賛否両論ありそう(というか、否の方が多そう)な本なので、
あえて他の方のレビューや感想を一切見ないうちに、
自分が抱いた感想を残しておきたいと思います。
ネタバレに特に配慮していませんので、お気を付けください。

私自身の「思い込み」や「慣れ」を一つずつ
ぺりぺりと剥がしていってくれるような、そんな感覚になる作品でした。

当たり前だと思っていたことが、実は変。
そういうことって身の回りにあふれていると思います。
この作品ではっと気づかされたのは、
未来の女の子たちが、かつての女子高生が着ていた制服を着てみて、
「こんな動きにくい服を着せられて、性的なものとして見られるなんて、
 かわいそう。」
と涙をこぼすところ。
現代の私たちが、平安時代の貴族たちの恋について、
「女は待つばかりで、かわいそう。男ひどい。」
などと思うのと同じように、そうか、未来の子供たちは、
セーラー服を見て「かわいそう」と思うのかもしれません。

作中、現実とリンクする人物や事件が登場し、
「ほんとそう。」とうなずき共感すること度々。
「女性活躍推進」とかそれらしいことを掲げながら、
結局その社会を作るための議会に出席しているのはおじさんばかり。
国会中継を見ていると、あまりにおじさんばかりでぞっとします。
何時代だと。
こうしたもやもやが見事に言語化されていて、大変すっきりしました。
こう感じるということは私もこの世の中に怒りを抱いていたということでしょう。
そうこの作品は、潔いほどに徹底して「おじさん=悪」という立場を貫いています。
そして、最初から最後まで、ずっと全力で怒っています。

視点が偏っているとか、一方的だとか、
そういう批判ももしかしたらあるのかもしれないけど、
「この作品はこういう偏った視点で書かれている!」と、
最初にはっきり明言して、そのうえで振り切って書かれているのだから、
良いと思います。
思えば、新聞やTVなどのマスコミにも、
「うちは右寄りです」とか「左寄りです」とか立場はっきりさせて、
それぞれその立場から報道してほしいくらいです。
そうしたらもう少し、「真ん中」が見えるかもしれないと思うのです。

でも、「今の世の中おかしい!」と憤ると同時に、
そのおじさんたちが作った社会に、甘えている部分もある現実にも気づきます。
「おかしい」と声をあげるならばリスクも負わなければ。
もういい大人。

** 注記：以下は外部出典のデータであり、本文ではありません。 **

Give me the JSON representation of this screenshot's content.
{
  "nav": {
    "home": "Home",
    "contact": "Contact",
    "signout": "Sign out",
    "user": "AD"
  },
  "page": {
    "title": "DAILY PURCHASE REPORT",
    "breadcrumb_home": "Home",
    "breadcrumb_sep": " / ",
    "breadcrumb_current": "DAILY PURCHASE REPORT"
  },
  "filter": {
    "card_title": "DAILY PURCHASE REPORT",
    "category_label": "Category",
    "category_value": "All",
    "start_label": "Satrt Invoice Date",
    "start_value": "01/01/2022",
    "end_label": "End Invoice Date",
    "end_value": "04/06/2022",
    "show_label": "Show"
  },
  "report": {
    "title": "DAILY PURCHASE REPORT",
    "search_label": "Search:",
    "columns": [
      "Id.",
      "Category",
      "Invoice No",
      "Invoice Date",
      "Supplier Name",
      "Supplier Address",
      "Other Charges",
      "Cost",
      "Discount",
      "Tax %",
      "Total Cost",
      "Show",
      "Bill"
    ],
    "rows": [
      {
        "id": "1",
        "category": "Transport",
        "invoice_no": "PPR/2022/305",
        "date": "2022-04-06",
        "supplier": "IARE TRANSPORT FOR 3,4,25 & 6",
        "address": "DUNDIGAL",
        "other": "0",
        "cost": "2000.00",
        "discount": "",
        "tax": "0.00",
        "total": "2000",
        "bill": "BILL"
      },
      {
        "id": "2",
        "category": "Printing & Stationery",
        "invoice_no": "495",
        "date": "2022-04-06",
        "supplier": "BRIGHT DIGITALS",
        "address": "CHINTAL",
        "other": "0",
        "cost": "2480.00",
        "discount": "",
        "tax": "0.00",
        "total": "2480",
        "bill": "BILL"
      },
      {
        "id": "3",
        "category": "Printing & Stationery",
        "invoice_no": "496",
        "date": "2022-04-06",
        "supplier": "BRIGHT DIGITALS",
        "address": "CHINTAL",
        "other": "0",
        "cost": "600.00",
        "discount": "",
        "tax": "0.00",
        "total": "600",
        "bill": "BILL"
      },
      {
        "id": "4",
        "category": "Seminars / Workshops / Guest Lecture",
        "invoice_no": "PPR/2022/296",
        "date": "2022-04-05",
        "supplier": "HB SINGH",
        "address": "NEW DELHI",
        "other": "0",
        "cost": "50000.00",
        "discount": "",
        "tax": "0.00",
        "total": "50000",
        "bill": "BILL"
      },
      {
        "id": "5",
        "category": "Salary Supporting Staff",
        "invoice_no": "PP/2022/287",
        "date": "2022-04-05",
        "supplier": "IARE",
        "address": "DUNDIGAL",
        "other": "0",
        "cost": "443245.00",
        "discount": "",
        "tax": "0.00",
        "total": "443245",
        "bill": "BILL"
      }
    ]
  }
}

いつまでも責任転嫁していてはいけない。
社会に対して責任持たなければ。
そんな決意を新たにいたしました。

作品として、最後「打ち切られたの?」と思うほど、
駆け足でプツンと終わってしまった感じが残念でした。
伏線も回収されないままの宙ぶらりん感は否めません。
ただそれを差し引いても、
世界の見方が変わるきっかけを与えてくれた本でした。